NZ Police victimisation data (Feb 2022 – Apr 2026). Cleaned from UTF-16 CSV, joined to Stats NZ 2017 Area Unit and 2018 Meshblock geographic boundaries (99.4% and 81.3% join rates respectively).
A 500m x 500m regular grid overlaid on the Auckland urban area. Crime counts are allocated to cells via meshblock centroids, producing a dense spatiotemporal tensor for the models.
ConvLSTM
PRIMARYTrained with MSE on log1p-transformed counts. Powers the live forecasts.
ST-ResNet
SECONDARYCloseness (last 3 months) + Period (same month last 3 years).

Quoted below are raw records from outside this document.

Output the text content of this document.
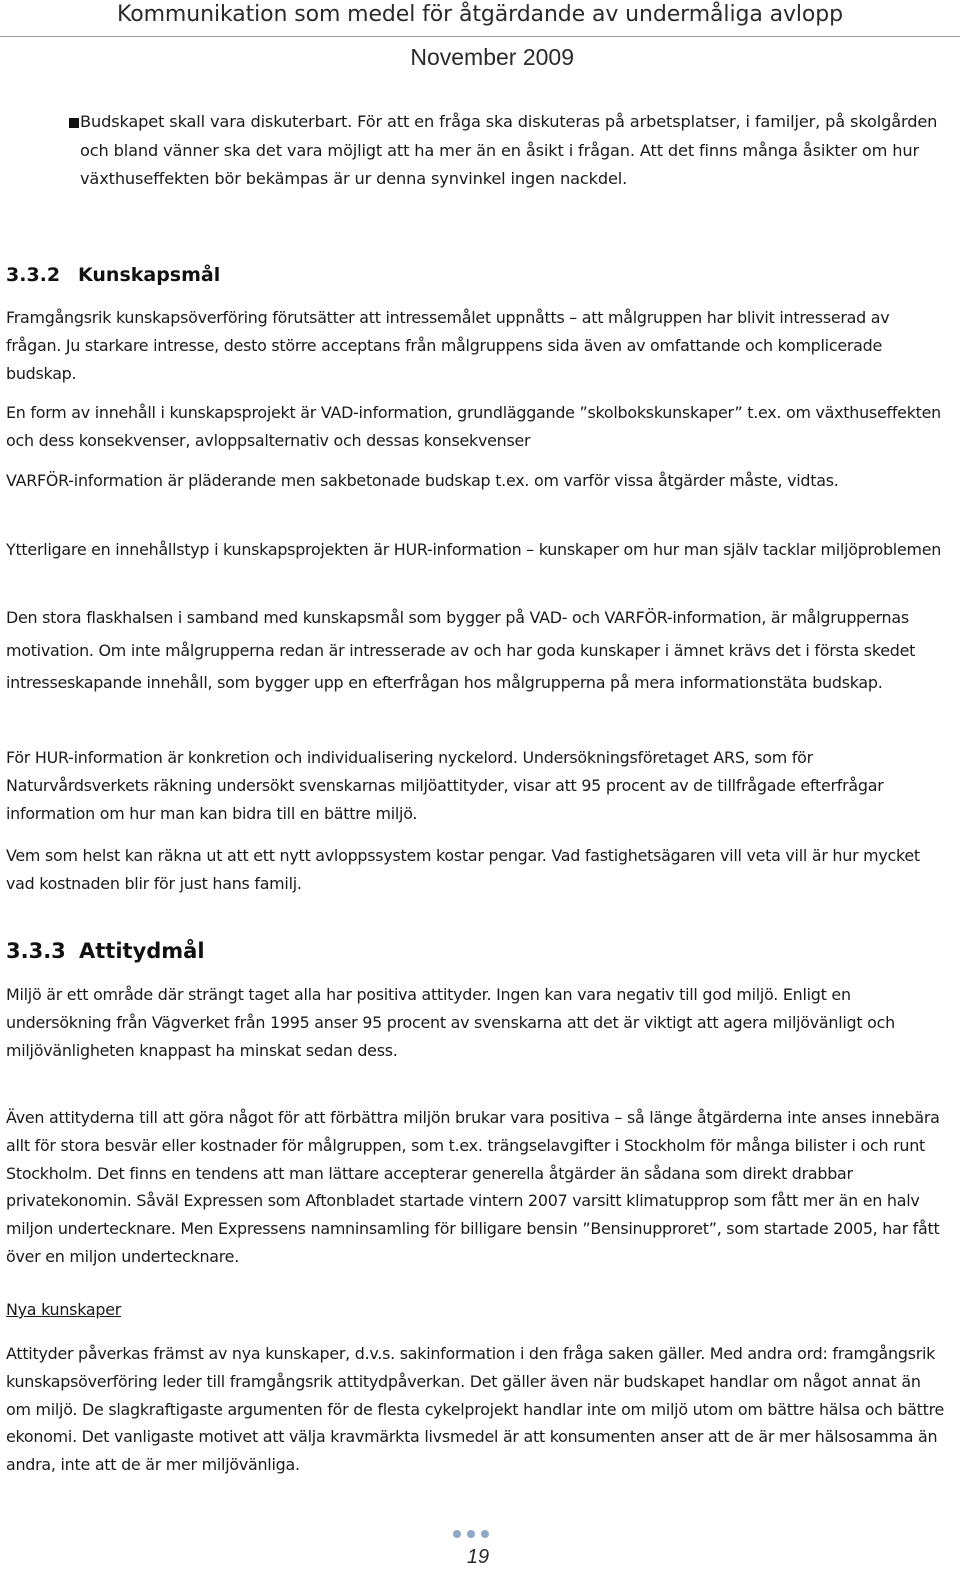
Kommunikation som medel för åtgärdande av undermåliga avlopp
November 2009
Budskapet skall vara diskuterbart. För att en fråga ska diskuteras på arbetsplatser, i familjer, på skolgården och bland vänner ska det vara möjligt att ha mer än en åsikt i frågan. Att det finns många åsikter om hur växthuseffekten bör bekämpas är ur denna synvinkel ingen nackdel.
3.3.2 Kunskapsmål

Framgångsrik kunskapsöverföring förutsätter att intressemålet uppnåtts – att målgruppen har blivit intresserad av frågan. Ju starkare intresse, desto större acceptans från målgruppens sida även av omfattande och komplicerade budskap.

En form av innehåll i kunskapsprojekt är VAD-information, grundläggande ”skolbokskunskaper” t.ex. om växthuseffekten och dess konsekvenser, avloppsalternativ och dessas konsekvenser

VARFÖR-information är pläderande men sakbetonade budskap t.ex. om varför vissa åtgärder måste, vidtas.

Ytterligare en innehållstyp i kunskapsprojekten är HUR-information – kunskaper om hur man själv tacklar miljöproblemen

Den stora flaskhalsen i samband med kunskapsmål som bygger på VAD- och VARFÖR-information, är målgruppernas motivation. Om inte målgrupperna redan är intresserade av och har goda kunskaper i ämnet krävs det i första skedet intresseskapande innehåll, som bygger upp en efterfrågan hos målgrupperna på mera informationstäta budskap.

För HUR-information är konkretion och individualisering nyckelord. Undersökningsföretaget ARS, som för Naturvårdsverkets räkning undersökt svenskarnas miljöattityder, visar att 95 procent av de tillfrågade efterfrågar information om hur man kan bidra till en bättre miljö.

Vem som helst kan räkna ut att ett nytt avloppssystem kostar pengar. Vad fastighetsägaren vill veta vill är hur mycket vad kostnaden blir för just hans familj.

3.3.3 Attitydmål

Miljö är ett område där strängt taget alla har positiva attityder. Ingen kan vara negativ till god miljö. Enligt en undersökning från Vägverket från 1995 anser 95 procent av svenskarna att det är viktigt att agera miljövänligt och miljövänligheten knappast ha minskat sedan dess.

Även attityderna till att göra något för att förbättra miljön brukar vara positiva – så länge åtgärderna inte anses innebära allt för stora besvär eller kostnader för målgruppen, som t.ex. trängselavgifter i Stockholm för många bilister i och runt Stockholm. Det finns en tendens att man lättare accepterar generella åtgärder än sådana som direkt drabbar privatekonomin. Såväl Expressen som Aftonbladet startade vintern 2007 varsitt klimatupprop som fått mer än en halv miljon undertecknare. Men Expressens namninsamling för billigare bensin ”Bensinupproret”, som startade 2005, har fått över en miljon undertecknare.

Nya kunskaper

Attityder påverkas främst av nya kunskaper, d.v.s. sakinformation i den fråga saken gäller. Med andra ord: framgångsrik kunskapsöverföring leder till framgångsrik attitydpåverkan. Det gäller även när budskapet handlar om något annat än om miljö. De slagkraftigaste argumenten för de flesta cykelprojekt handlar inte om miljö utom om bättre hälsa och bättre ekonomi. Det vanligaste motivet att välja kravmärkta livsmedel är att konsumenten anser att de är mer hälsosamma än andra, inte att de är mer miljövänliga.

19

| Model | RMSE | Theft | Burglary | Assault |
|---|---|---|---|---|
| Last Month (baseline) | 0.957 | 2.07 | 0.80 | 0.67 |
| Historical Average | 1.295 | 3.05 | 0.66 | 0.52 |
| ConvLSTM | 1.030 | 2.34 | 0.65 | 0.64 |
| ST-ResNet | 1.000 | 2.26 | 0.66 | 0.61 |
Auckland-only grid — other cities use TA-level aggregation
Monthly granularity — finer temporal resolution could capture day/hour patterns
No external features (weather, events, demographics) included
Crime forecasting deserves scepticism. The research literature documents real harms from “predictive policing” — feedback loops where patrolling a flagged area generates more recorded crime there, which then reinforces the model (Lum & Isaac, To predict and serve?, 2016; Ensign et al., Runaway Feedback Loops in Predictive Policing, 2018). This project is deliberately scoped to stay clear of that.
It forecasts counts for 500m grid cells. It never identifies, profiles, or predicts individuals.
A public civic-data project. It is not built for, supplied to, or used by Police to direct patrols or target anyone.
It learns from victimisation reports (crime people say happened to them), not arrest or patrol data, and it drives no enforcement — so it can’t create a patrol-then-confirm loop.
Read it as broad clusters and trends with genuine uncertainty, not a promise about any street. Accuracy degrades the further ahead it forecasts.
Built only on data NZ Police already publish openly (meshblock level, CC BY 4.0), then aggregated up to 500m cells and suburbs. It exposes nothing finer than the source and respects Police suppression of sensitive low-count locations.
Recorded victimisation undercounts unreported crime and reflects reporting behaviour, which varies by area and offence type. The model inherits those biases.